Getting Started 🏁

Wow! Finally, the time has come! You must have the next revolutionary idea? The next Facebook or Google? If you're like us and thousands of other entrepreneurs worldwide, you probably need to understand the numbers side of your idea. That's where we come in! We specifically created Finply to help you better understand your business and to help save your most precious resource, time. This step-by-step getting started guide will walk you through what you need to know to create your first financial model. Let's dive in!

First-things-first! Let's provide a bit of context. As an entrepreneur in the early days, you're probably most concerned with three things on the numbers side, revenue, expenses, and cash flow. Revenue or sales is what your customers pay you for your good or service. Expenses or costs are what you have to pay for, like packaging, a website, and/or people. And finally, cash flow, or profit, is nothing more than the difference between your revenue and expenses. Your business must have positive cash flow to succeed long-term. While unlikely to be profitable in your company's early days, having a plan to work towards profitability is always a company's massive objective.

Finply let you forecast your business's revenue, expenses, and cash flow based on various key drivers or underlying assumptions based on your unique situation. Every entrepreneur and company will have different drivers, and we make it, so you don't have to worry about formulas or computations. Finply does all this leg work on the back end! Let's learn how to model revenue first.

When forecasting revenue, you'll have to find values for six key assumptions. These assumptions are listed below, with a corresponding description next to them.

Segment 📍 A segment is a small breakdown of your business. It can be a single product, a geographical region or city, a subscription tier, or any other way you can think about simplifying your sales process. Most startups may only have a single segment when starting out, and that number will most likely grow as the company grows.

Opportunity 🌎 Opportunity is a more straightforward way to say total addressable market (TAM) and is the total number of people you think need your product or service. You should back this number up with external market research.

Market Share 🎯 Market share is a percentage value and simulants how much your company will penetrate the opportunity. For example, if your chance is 1,000 potential customers and your market share is 10%, then that means your initial customer base will be 100 customers (1,000 x 10% = 100). This number is substantial because we'll use it later when we start talking about growth rates!

Price 💲 Smell that? The money! This is where you determine the price you will charge your customers for each unit segment. For example, if you're selling cups of coffee, you may have a price of $3/cup.

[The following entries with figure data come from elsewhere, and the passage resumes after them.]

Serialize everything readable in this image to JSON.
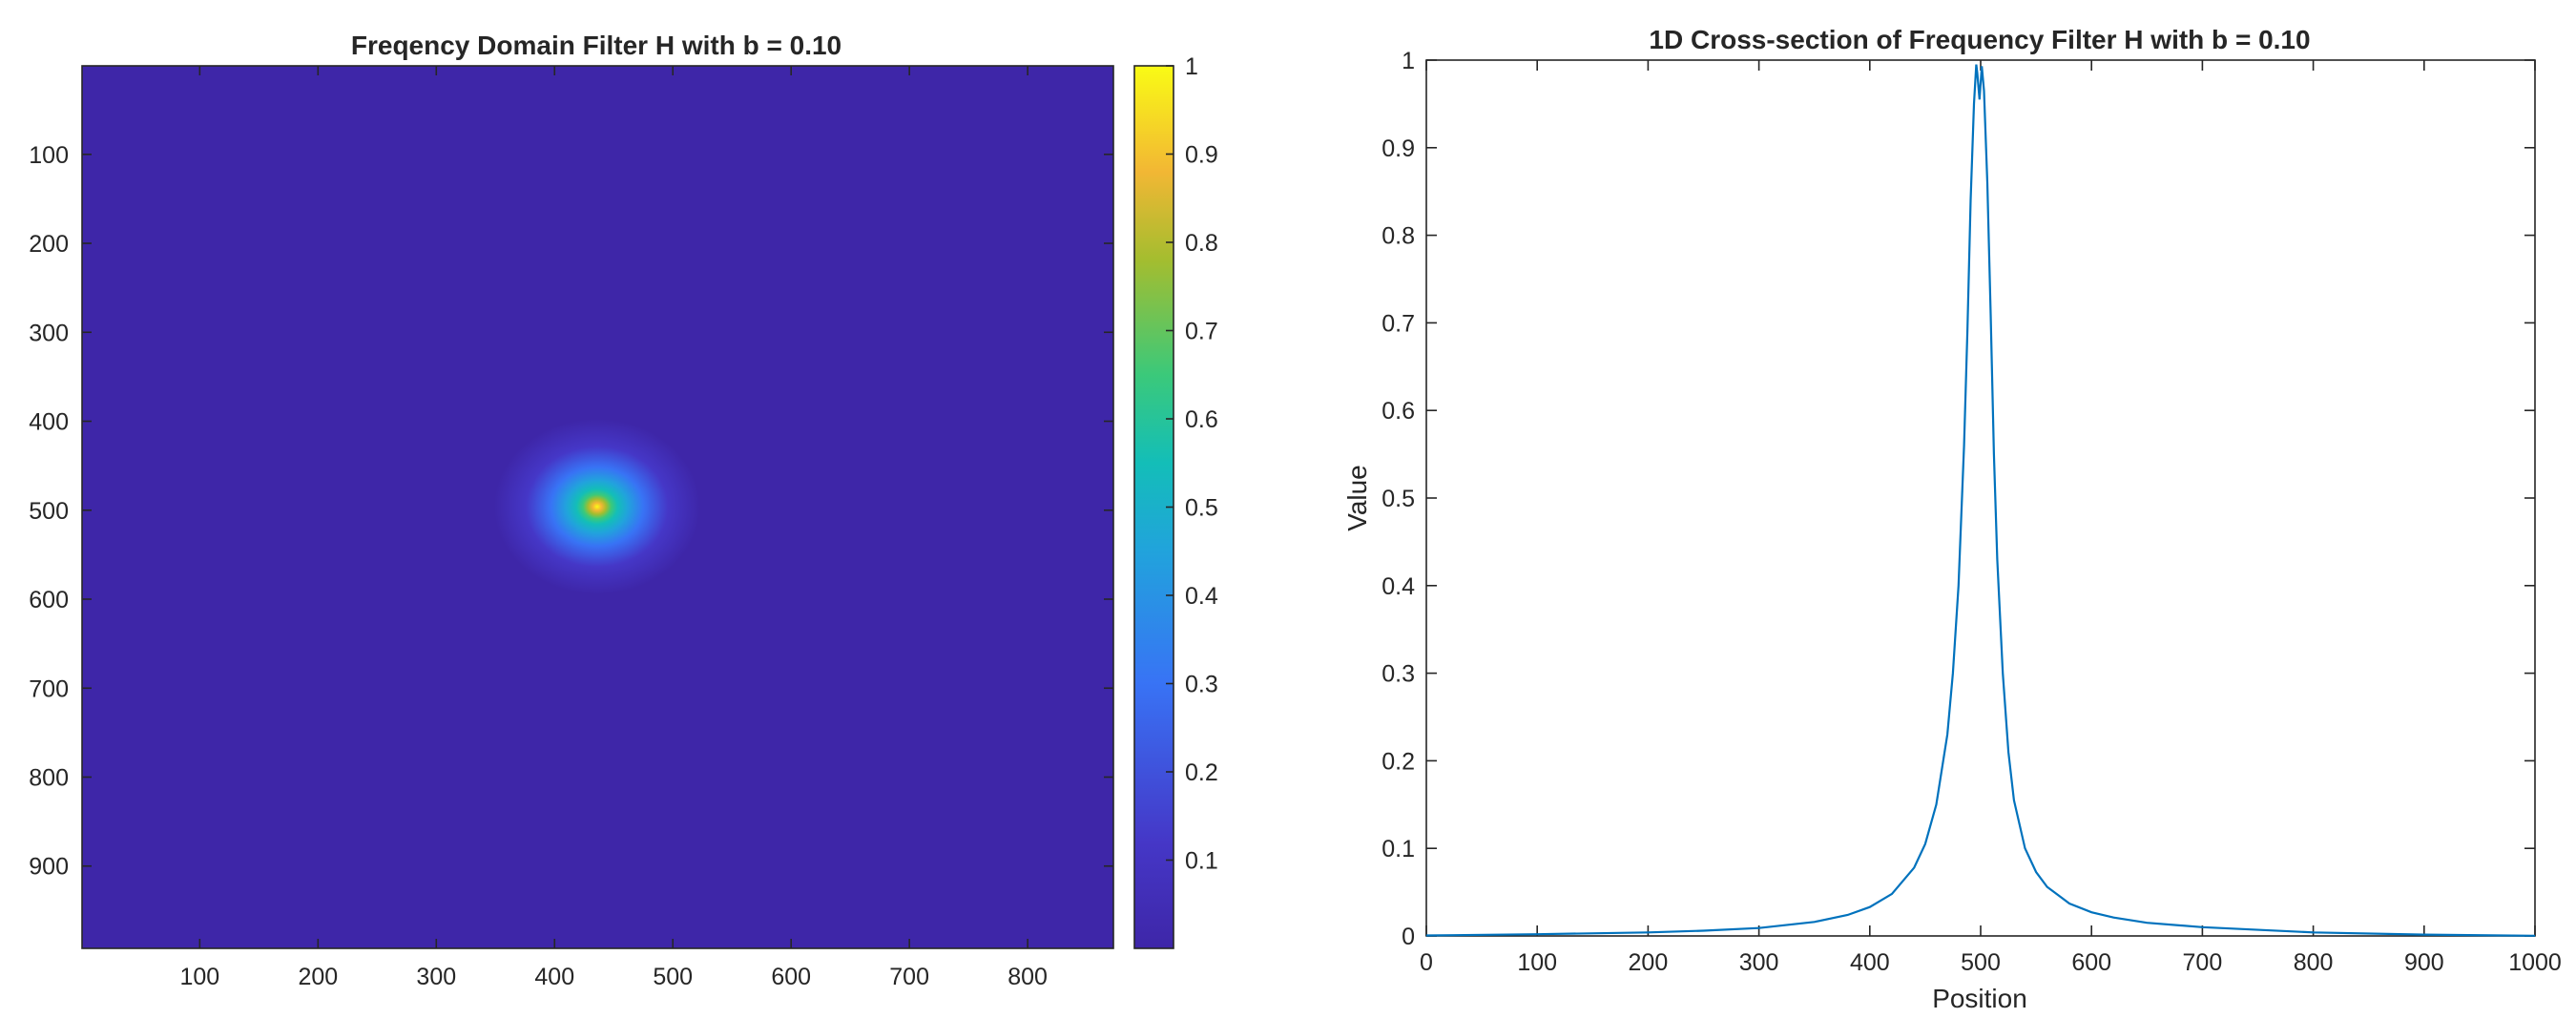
{
  "chart_data": [
    {
      "type": "heatmap",
      "title": "Freqency Domain Filter H with b = 0.10",
      "xlabel": "",
      "ylabel": "",
      "xlim": [
        0.5,
        872.5
      ],
      "ylim": [
        0.5,
        992.5
      ],
      "y_direction": "reverse",
      "x_ticks": [
        100,
        200,
        300,
        400,
        500,
        600,
        700,
        800
      ],
      "y_ticks": [
        100,
        200,
        300,
        400,
        500,
        600,
        700,
        800,
        900
      ],
      "peak": {
        "x": 436,
        "y": 496,
        "value": 1.0
      },
      "background_value": 0.0,
      "colormap": "parula",
      "colorbar": {
        "placement": "right",
        "range": [
          0,
          1
        ],
        "ticks": [
          0.1,
          0.2,
          0.3,
          0.4,
          0.5,
          0.6,
          0.7,
          0.8,
          0.9,
          1
        ],
        "tick_labels": [
          "0.1",
          "0.2",
          "0.3",
          "0.4",
          "0.5",
          "0.6",
          "0.7",
          "0.8",
          "0.9",
          "1"
        ]
      },
      "colors": {
        "background": "#3e26a8",
        "c1": "#4537c7",
        "c2": "#3873f5",
        "c3": "#21a3dc",
        "c4": "#13beb8",
        "c5": "#3bc97a",
        "c6": "#a4bd2f",
        "c7": "#f2b734",
        "c8": "#f9fb15"
      }
    },
    {
      "type": "line",
      "title": "1D Cross-section of Frequency Filter H with b = 0.10",
      "xlabel": "Position",
      "ylabel": "Value",
      "xlim": [
        0,
        1000
      ],
      "ylim": [
        0,
        1
      ],
      "x_ticks": [
        0,
        100,
        200,
        300,
        400,
        500,
        600,
        700,
        800,
        900,
        1000
      ],
      "y_ticks": [
        0,
        0.1,
        0.2,
        0.3,
        0.4,
        0.5,
        0.6,
        0.7,
        0.8,
        0.9,
        1
      ],
      "y_tick_labels": [
        "0",
        "0.1",
        "0.2",
        "0.3",
        "0.4",
        "0.5",
        "0.6",
        "0.7",
        "0.8",
        "0.9",
        "1"
      ],
      "grid": false,
      "series": [
        {
          "color": "#0072bd",
          "x": [
            0,
            100,
            200,
            250,
            300,
            350,
            380,
            400,
            420,
            440,
            450,
            460,
            470,
            475,
            480,
            485,
            488,
            491,
            494,
            496,
            497,
            499,
            501,
            503,
            506,
            509,
            512,
            515,
            520,
            525,
            530,
            540,
            550,
            560,
            580,
            600,
            620,
            650,
            700,
            800,
            900,
            1000
          ],
          "y": [
            0.0005,
            0.002,
            0.004,
            0.006,
            0.009,
            0.016,
            0.024,
            0.033,
            0.048,
            0.078,
            0.105,
            0.15,
            0.23,
            0.3,
            0.4,
            0.56,
            0.69,
            0.84,
            0.95,
            0.995,
            0.985,
            0.955,
            0.993,
            0.965,
            0.86,
            0.71,
            0.55,
            0.43,
            0.3,
            0.21,
            0.155,
            0.1,
            0.073,
            0.056,
            0.037,
            0.027,
            0.021,
            0.015,
            0.01,
            0.004,
            0.0015,
            0.0002
          ]
        }
      ]
    }
  ]
}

Later on, we'll be able to adjust pricing quickly to see different scenarios!

Start Month 🗓️ Start month is nothing more than the month that this new revenue stream will begin. Having a start month input allows you to plan a series of product launches and understand how each new product affect current sales.

Compound Monthly Growth Rate (or CMGR) 📈 CMGR is your expected monthly growth rate expressed in percentage terms. We'll use this number to increase (or decrease) your sales monthly. Hopefully, your idea leads to an increase and not decline!